7. The method according to any one of claims 2 to 6, characterized in that The number of the bolts is 4; the 4 bolts include a first bolt, a second bolt, a third bolt and a fourth bolt; Determining the current real-time position of the door cover according to the target end face center coordinates and the target normal vector of each bolt includes: According to the target end face center coordinates of each bolt, the center positions of the four bolts are determined as the origin of the door cover coordinate system; determining an X-axis vector of the door cover coordinate system based on an average modulus vector of a first direction vector, a second direction vector, and a third direction vector; wherein the first direction vector is a direction vector from the first bolt to the second bolt, the second direction vector is a direction vector from the first bolt to the third bolt, and the third direction vector is a direction vector from the first bolt to the fourth bolt; Determining the Z-axis vector of the door cover coordinate system according to the average modulus vector of the target normal vectors of the four bolts; Determining the Y-axis vector of the door cover coordinate system according to the cross product of the X-axis vector and the Z-axis vector; The real-time position and posture of the door cover is determined according to the origin of the door cover coordinate system, the X-axis vector, the Y-axis vector, and the Z-axis vector.

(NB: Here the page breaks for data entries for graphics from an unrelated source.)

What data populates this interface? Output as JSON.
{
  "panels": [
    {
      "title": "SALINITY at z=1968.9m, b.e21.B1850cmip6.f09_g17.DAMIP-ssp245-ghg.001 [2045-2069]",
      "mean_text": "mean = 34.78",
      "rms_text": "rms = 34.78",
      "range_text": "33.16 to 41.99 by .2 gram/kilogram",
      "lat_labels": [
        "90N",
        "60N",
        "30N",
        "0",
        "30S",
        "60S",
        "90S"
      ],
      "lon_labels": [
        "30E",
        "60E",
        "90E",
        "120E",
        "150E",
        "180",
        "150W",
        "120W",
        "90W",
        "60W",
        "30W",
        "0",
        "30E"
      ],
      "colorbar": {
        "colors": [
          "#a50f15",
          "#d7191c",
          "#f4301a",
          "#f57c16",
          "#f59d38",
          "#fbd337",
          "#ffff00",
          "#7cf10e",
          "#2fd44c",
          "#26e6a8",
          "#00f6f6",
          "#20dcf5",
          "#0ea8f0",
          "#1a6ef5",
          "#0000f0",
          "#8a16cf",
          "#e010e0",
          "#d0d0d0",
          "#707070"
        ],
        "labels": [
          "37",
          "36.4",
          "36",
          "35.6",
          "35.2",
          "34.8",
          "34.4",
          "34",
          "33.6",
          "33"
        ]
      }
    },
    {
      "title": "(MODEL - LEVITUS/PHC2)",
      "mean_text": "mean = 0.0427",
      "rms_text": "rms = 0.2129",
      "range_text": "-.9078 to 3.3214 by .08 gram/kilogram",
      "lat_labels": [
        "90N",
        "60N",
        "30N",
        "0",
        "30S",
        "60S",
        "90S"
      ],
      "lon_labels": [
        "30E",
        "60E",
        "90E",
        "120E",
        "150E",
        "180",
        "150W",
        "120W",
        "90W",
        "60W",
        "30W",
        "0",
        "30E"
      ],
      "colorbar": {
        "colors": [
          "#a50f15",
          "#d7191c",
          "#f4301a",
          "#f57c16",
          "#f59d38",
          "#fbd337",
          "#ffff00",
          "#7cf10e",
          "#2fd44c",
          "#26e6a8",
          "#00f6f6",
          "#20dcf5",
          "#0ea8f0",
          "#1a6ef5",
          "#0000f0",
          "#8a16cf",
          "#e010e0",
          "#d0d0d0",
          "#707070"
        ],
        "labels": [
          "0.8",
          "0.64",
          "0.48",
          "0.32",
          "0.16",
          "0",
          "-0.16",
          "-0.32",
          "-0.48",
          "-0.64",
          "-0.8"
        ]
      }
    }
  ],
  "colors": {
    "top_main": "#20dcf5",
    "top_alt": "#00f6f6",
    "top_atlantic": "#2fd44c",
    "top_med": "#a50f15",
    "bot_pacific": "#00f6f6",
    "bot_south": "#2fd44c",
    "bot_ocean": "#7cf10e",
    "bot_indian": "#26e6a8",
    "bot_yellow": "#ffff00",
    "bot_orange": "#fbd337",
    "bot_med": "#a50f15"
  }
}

8. A multi-machine coordinated automobile door cover tightening and assembly device, characterized in that: The device comprises: The door cover adjustment module is used to record the position of the first end flange of the adjustment robot after the adjustment robot grasps the door cover of the car and reaches a preset position, and determine the reference normal vector of the bolt on the door cover at the preset position; obtain the position of the second end flange after the adjustment robot adjusts the position of the door cover; the relative position between the adjusted door cover and the car body meets the preset conditions; a change determination module, configured to determine a change in a normal vector of the bolt before and after adjustment based on posture change information between the posture of the second end flange and the posture of the first end flange; The tightening assembly module is used to determine the target normal vector of the bolt after adjustment based on the normal vector change and the reference normal vector of the bolt; and control the tightening robot to tighten the bolt based on the target normal vector to assemble the door cover to the vehicle body.

9. A computer device comprising a memory and a processor, wherein the memory stores a computer program, wherein: When the processor executes the computer program, the steps of the method according to any one of claims 1 to 7 are implemented.

10. A computer-readable storage medium having a computer program stored thereon, characterized in that: When the computer program is executed by a processor, the steps of the method according to any one of claims 1 to 7 are implemented.